L’ultima ciliegina ci viene, a noi italiani, dalla recente approvazione della legge che autorizza l’uso di chips di rovere!!! Lasciamoli usare a quelli che non avendo sapori e profumi originali, sono obbligati a coprire il tutto con sapore di legno… Se otteniamo un ottimo prodotto di partenza in vigna, perché poi con gli interventi in cantina non si rispetta l’originalità di questo prodotto? Ormai l’autorizzazione all’aggiunta di mosti concentrati arriva indipendentemente dall’andamento stagionale, mentre doveva essere solo pratica di soccorso per annate eccezionalmente negative; si vinifica con lieviti selezionati anche quando le uve sono perfettamente sane, perdendo, con il lievito selezionato, tutti i profumi, i sapori e le sostanze correlati alla tipicità del terroir. Il lievito cosiddetto selvaggio presente sulla buccia dell’uva è l’espressione della tipicità e dell’identificazione territoriale!

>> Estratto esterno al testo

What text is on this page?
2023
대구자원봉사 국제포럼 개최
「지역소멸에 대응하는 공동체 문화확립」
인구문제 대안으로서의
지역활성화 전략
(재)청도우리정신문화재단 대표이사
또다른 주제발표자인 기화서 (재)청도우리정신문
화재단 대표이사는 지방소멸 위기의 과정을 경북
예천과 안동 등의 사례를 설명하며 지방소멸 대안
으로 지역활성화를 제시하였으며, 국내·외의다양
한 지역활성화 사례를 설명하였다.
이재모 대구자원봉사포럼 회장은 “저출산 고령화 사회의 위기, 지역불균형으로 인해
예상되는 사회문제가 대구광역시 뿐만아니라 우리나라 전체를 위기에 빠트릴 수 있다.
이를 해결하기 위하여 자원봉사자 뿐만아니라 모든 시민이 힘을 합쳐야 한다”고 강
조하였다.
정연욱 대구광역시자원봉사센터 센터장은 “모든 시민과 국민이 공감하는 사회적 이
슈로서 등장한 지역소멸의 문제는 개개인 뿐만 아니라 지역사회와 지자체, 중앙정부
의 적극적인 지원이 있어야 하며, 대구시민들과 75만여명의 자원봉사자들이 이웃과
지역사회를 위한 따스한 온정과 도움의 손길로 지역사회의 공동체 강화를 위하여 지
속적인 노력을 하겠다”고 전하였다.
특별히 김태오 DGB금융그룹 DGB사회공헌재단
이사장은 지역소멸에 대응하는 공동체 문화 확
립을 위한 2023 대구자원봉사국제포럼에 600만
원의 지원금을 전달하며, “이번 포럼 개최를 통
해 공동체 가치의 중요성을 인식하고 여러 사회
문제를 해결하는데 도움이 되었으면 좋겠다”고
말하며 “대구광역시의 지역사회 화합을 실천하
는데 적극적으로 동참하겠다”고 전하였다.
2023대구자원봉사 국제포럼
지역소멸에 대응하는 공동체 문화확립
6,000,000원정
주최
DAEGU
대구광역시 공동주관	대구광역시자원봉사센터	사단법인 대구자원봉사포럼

Si capisce quindi, che pur disponendo di uve di produzione biologica, quando la mano, spesso pesante, dell’enologo interviene in cantina per dominare un prodotto di per se stesso vivo e incontrollabile, le tecniche che si adottano portano inevitabilmente alla mortificazione della naturalità del vino ottenuto, corretto, certo, ma impersonale e senza tipicità. Siamo consapevoli delle difficoltà che un tale sistema comporta e degli enormi rischi che si corrono (perdita del prodotto a causa di una pur minima distrazione) e siamo convinti che solo in questo caso il prezzo tanto alto, che oggi molti vini ostentano, sarebbe giustificato.